In order to really enjoy “Not Another Teen Movie,” you should be familiar with “She’s All That,” in which Freddie Prinze Jr. plays a popular jock who makes a bet with his cocky best friend that he can turn their high school’s homeliest girl (Rachael Leigh Cook) into the prom queen. Of course, you have only to look at the “SAT” DVD cover to realize that this transformation is successful, but that’s unnecessary if you’ve seen any teen makeover movie before. In those kinds of movies, every major flaw is fixable, including unappealing personality traits like, say, being a politically correct feminist as Cook is portrayed in “SAT.” “NATM” acknowledges that from the beginning, which, despite its overuse of gross-out gags, makes it superior to most mainstream movies with teens in them.

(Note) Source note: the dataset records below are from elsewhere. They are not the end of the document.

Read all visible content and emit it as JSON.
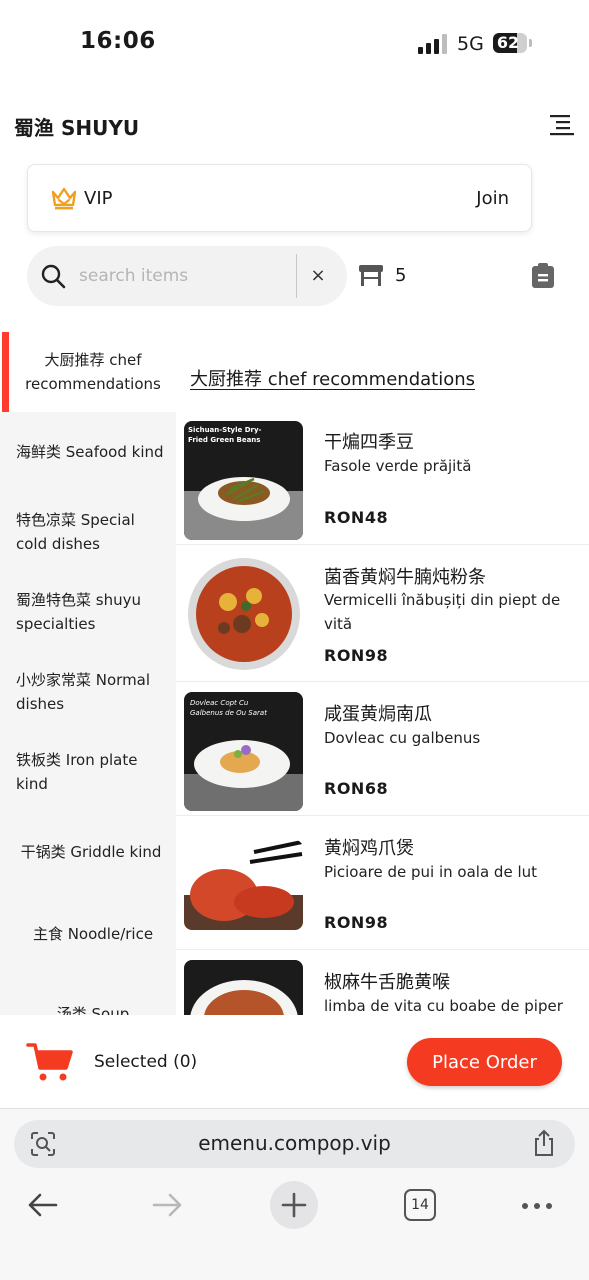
{
  "status_bar": {
    "time": "16:06",
    "network": "5G",
    "battery": "62"
  },
  "header": {
    "title": "蜀渔 SHUYU",
    "menu_icon": "menu-icon"
  },
  "vip": {
    "label": "VIP",
    "join": "Join",
    "icon": "crown-icon",
    "icon_color": "#f0a020"
  },
  "search": {
    "placeholder": "search items",
    "value": "",
    "clear": "×"
  },
  "table": {
    "number": "5",
    "icon": "table-icon"
  },
  "sidebar": {
    "items": [
      {
        "label": "大厨推荐 chef recommendations",
        "active": true
      },
      {
        "label": "海鲜类 Seafood kind",
        "active": false
      },
      {
        "label": "特色凉菜 Special cold dishes",
        "active": false
      },
      {
        "label": "蜀渔特色菜 shuyu specialties",
        "active": false
      },
      {
        "label": "小炒家常菜 Normal dishes",
        "active": false
      },
      {
        "label": "铁板类 Iron plate kind",
        "active": false
      },
      {
        "label": "干锅类 Griddle kind",
        "active": false
      },
      {
        "label": "主食 Noodle/rice",
        "active": false
      },
      {
        "label": "汤类 Soup",
        "active": false
      }
    ]
  },
  "section": {
    "title": "大厨推荐 chef recommendations"
  },
  "dishes": [
    {
      "name": "干煸四季豆",
      "desc": "Fasole verde prăjită",
      "price": "RON48",
      "img_caption": "Sichuan-Style Dry-Fried Green Beans"
    },
    {
      "name": "菌香黄焖牛腩炖粉条",
      "desc": "Vermicelli înăbușiți din piept de vită",
      "price": "RON98",
      "img_caption": ""
    },
    {
      "name": "咸蛋黄焗南瓜",
      "desc": "Dovleac cu galbenus",
      "price": "RON68",
      "img_caption": "Dovleac Copt Cu Galbenus de Ou Sarat"
    },
    {
      "name": "黄焖鸡爪煲",
      "desc": "Picioare de pui in oala de lut",
      "price": "RON98",
      "img_caption": ""
    },
    {
      "name": "椒麻牛舌脆黄喉",
      "desc": "limba de vita cu boabe de piper",
      "price": "",
      "img_caption": ""
    }
  ],
  "cart": {
    "selected": "Selected (0)",
    "place_order": "Place Order",
    "accent": "#f43a21"
  },
  "browser": {
    "url": "emenu.compop.vip",
    "tabs_count": "14"
  }
}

In addition, as you’d expect from the title, “NATM,” takes aim at just about every teen movie trope that exists – from the slow clap to the stipulation that the token black character exists solely to play the sidekick and say things like, “Shit,” and “Damn, that’s whack!” Most of the John Hughes’ oeuvre gets referenced multiple times, and other movies from “American Pie” to “Varsity Blues,” are alluded to. All the characters in “NATM” are aware that they are playing stereotypes, which makes their tongue-in-cheek references either hilarious or annoying, depending on your viewpoint.

“NATM,” begins with its heroine (Chyler Leigh) masturbating in bed the morning of her sixteenth birthday, while watching (wink, wink, nudge, nudge) “She’s All That.” After being caught by her dirt poor father (Randy Quaid), annoying little brother (Cody McManis) and various others, Chyler dons paint stained overalls and a bad attitude and heads off to school, where we meet a dizzying array of characters. Of course, Chyler is an outcast, but she does have a loyal male best friend (Eric Jungmann) who appears to be parodying “Duckie” in “Pretty In Pink.” (Hint: His idea of friendship is to spend Friday night outside her window endlessly screaming her name.) Unbeknownst to Chyler, popular jock Chris Evans has made a bet with his cocky best friend that he can transform Chyler into prom queen. Let the high jinks begin.

When we first meet him, Chris is filthy rich and worshiped by all the girls (and a few guys), but currently under a cloud because he made a major mistake in his last varsity football game. His other jock friend, played by Ron Lester (parodying his own character in “Varsity Blues”) has troubles, too, because he keeps getting concussions that go untreated. (“Oh, Coach says it’s normal to bleed from the ears.”) Chris has also been dumped by his hot girlfriend (Jaime Pressly) because she has found someone deeper: a guy carrying a camcorder and trailed by a plastic bag. Luckily, he has his sister (Mia Kirshner) to help with the makeover, although she is more interested in seducing him.

At the same time, Chris is trying to woo Chyler, multiple plots are unfolding around them, including:

1. An earnest freshman makes a vow with his two pals to lose his virginity by the end of his high school career. Obstacles include surviving detention and finding a time when the object of his affections is not entering a room in slow motion (which means everyone must shut up and freeze), so that he can finally deliver to her….a letter. (Yes, it is now somewhat dated.)

2. Three new students arrive: a sexy foreign exchange student, a perky cheerleader wannabe with Tourette’s, and a senior citizen going undercover to do a news story on today’s youth.

3. A good student whose parents have left him alone for the week is hosting what promises to be a really cool house party.

Meanwhile Randy, an alcoholic but well-meaning father, attempts to deal with his daughter’s sudden transformation, not to mention her attempts to have cozy father-daughter talks like Molly Ringwald does with her dad in “PIP.” Eventually, Chyler makes it to the prom, after all the characters have participated in a musical number, only to find that yet another dance number is unfolding (directly mocking the scene in “SAT” where everyone boogies like a professional to “Rockefeller Skank”). Of course, she finds out about the bet, is devastated and takes drastic action – heading to art school in Europe.  Meanwhile, the reformed cool guy (Chris) and the love struck best friend (Eric) must literally race against time to see which one Chyler will ultimately prefer.

This movie has everything: a raucous party, a big football game, a makeover scene, dance numbers, the prom, and of course, the scene where the hero must declare his love in front of an approving impromptu audience.  Here there’s a twist, but “NATM” opts for a happy ending, even if it salts it by having Molly Ringwald make a cameo and mutter, “Teenagers.”